Compared to the CSL, the Draft specifies more detailed requirements, such as, the Operators’ technical specialist should have obtained certain qualification before taking a position (specific details about the qualification have not been released), education and training for employees should last at least one working day per person each year, and last at least three working days each year for professional technical personnel in key positions, the Operators shall conduct security tests and assessments before CII goes live or when major changes are made.
III. Strengthening the inspecting and reporting obligations for network products and purchase of services
In the aspects of network products and security services, the Draft reinstates a number of requirements in the CSL, which include: network products and services shall meet the mandatory requirements of national law; the purchase of network products or services by operators, which might affect the national security, shall pass the security review and the Operators shall sign a security confidentiality agreement with the provider.
The Draft further requires that Operators shall conduct security testing of systems and software developed by third parties, and of donated network products, before using them online (Article 32); Where operators find that network products or services they employ pose risks such as security defects or vulnerabilities, they shall promptly adopt measures to eliminate the threat, and where major risks are involved, they shall report it to the relevant departments in accordance with the provisions (Article 33).
The Draft specifically points out that the operation and maintenance of CII shall be carried out within the territory of China. Where it is truly necessary to carry out remote overseas maintenance due to business needs, this should be reported to the state departments for administration or supervision of the industry and the public security department under the State Council (Article 34). Compared to Article 37 of the CSL, which states that personal information and important data collected and generated by the Operators during their activities within the territory of the PRC shall be stored within the territory, the requirement of the operation and maintenance of CII in the perspective of data access is more stringent in the Draft.
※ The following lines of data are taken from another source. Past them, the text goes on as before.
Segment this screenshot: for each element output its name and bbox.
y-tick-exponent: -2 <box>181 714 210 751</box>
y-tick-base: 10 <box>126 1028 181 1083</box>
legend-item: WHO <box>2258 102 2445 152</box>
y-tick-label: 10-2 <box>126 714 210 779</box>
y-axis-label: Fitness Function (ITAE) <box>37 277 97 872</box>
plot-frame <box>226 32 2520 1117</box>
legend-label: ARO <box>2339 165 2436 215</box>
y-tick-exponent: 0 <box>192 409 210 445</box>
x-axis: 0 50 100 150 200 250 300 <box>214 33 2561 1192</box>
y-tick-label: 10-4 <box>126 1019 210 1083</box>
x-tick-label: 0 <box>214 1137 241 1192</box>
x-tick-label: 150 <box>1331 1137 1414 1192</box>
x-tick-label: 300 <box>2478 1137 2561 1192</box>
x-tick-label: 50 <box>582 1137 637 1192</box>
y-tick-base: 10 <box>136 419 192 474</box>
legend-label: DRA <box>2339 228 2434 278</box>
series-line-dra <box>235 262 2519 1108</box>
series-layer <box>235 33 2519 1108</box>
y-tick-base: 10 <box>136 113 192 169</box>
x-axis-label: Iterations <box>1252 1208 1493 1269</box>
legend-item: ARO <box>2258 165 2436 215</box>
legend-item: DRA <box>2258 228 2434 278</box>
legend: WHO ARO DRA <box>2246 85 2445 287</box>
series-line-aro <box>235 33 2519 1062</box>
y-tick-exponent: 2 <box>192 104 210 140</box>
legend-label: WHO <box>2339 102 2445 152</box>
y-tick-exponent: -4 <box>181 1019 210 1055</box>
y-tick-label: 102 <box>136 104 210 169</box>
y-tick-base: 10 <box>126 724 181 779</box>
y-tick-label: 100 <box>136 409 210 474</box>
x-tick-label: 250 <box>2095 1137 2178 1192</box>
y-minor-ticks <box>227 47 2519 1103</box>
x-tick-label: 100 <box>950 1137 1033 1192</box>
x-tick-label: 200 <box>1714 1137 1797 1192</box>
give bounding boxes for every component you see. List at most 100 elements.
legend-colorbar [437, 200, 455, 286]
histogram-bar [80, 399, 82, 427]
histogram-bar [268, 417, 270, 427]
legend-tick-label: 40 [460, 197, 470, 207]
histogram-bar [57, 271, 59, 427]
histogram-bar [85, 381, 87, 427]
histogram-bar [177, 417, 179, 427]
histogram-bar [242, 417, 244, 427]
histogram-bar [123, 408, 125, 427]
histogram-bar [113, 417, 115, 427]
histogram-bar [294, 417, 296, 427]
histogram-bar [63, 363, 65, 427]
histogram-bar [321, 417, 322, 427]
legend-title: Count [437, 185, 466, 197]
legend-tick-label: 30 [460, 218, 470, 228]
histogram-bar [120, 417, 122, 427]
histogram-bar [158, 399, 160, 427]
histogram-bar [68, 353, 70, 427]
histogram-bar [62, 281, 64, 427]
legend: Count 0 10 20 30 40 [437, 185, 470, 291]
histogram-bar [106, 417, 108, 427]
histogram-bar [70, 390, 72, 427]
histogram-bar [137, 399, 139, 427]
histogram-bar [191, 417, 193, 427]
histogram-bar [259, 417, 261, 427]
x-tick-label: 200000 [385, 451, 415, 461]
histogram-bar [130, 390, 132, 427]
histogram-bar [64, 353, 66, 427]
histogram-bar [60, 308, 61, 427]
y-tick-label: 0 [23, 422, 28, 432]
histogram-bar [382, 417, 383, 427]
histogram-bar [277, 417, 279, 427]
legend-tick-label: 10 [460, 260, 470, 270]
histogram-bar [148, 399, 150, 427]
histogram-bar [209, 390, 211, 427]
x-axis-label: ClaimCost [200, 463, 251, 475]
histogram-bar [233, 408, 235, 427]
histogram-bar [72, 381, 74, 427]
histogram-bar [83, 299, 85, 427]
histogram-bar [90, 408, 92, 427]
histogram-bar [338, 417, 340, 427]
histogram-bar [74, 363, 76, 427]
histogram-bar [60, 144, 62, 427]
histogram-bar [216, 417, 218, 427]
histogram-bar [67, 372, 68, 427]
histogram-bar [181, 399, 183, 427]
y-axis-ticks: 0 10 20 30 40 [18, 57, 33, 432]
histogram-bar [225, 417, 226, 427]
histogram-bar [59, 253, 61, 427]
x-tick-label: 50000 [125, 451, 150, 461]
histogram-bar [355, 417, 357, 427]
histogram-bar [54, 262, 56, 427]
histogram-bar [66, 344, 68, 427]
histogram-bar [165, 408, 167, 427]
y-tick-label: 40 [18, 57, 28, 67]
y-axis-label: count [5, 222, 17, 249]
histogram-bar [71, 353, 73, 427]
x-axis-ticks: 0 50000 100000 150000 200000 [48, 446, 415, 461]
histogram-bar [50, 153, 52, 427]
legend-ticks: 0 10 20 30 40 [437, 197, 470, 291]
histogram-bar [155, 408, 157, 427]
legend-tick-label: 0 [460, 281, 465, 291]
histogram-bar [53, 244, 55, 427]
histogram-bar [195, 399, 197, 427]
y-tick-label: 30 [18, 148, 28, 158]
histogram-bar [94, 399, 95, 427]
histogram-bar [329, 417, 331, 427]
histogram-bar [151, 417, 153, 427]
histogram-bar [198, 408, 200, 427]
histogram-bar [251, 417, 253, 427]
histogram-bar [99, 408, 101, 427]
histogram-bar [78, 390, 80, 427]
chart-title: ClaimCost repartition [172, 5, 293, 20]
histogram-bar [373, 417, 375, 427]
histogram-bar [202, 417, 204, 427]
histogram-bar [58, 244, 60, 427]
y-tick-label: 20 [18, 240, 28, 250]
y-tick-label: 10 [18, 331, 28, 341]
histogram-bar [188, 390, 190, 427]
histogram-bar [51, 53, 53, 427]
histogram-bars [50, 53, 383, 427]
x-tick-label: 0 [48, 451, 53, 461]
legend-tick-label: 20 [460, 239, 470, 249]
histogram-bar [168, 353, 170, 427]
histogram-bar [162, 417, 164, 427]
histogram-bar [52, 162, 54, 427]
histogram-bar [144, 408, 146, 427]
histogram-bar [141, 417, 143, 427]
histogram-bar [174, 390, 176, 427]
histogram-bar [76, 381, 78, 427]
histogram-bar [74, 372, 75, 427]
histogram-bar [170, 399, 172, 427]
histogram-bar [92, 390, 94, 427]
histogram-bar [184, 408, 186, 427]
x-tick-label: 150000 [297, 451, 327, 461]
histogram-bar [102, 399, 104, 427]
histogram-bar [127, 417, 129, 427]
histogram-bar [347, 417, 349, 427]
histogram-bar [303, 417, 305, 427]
IV. Further clarification for the performance of regulatory responsibilities
The Draft stipulates that the national cyberspace administration department is responsible for coordinating the protection of CII. The national industry administrative or regulatory departments are responsible for instructing and supervising the industry’s security protection of CII.
The Draft also demands that the supervisory authority should conduct supervision on the CII, ranging from monitoring, warning, taking precautionary steps and drills, to testing and conducting safety assessments and so on.
V. Our Observation
The Draft has expanded and refined on the scope and safety protection measures of the CII in the CSL to certain extent. As an administrative regulation, it remains relatively flexible leaving room for interpretation and enforcement by regulators. We also expect a series of detailed rules and standards are to be formulated to address all the issues related in practice to the identification of CII and the specific details of various aspects in security protection measures, procurement and reporting.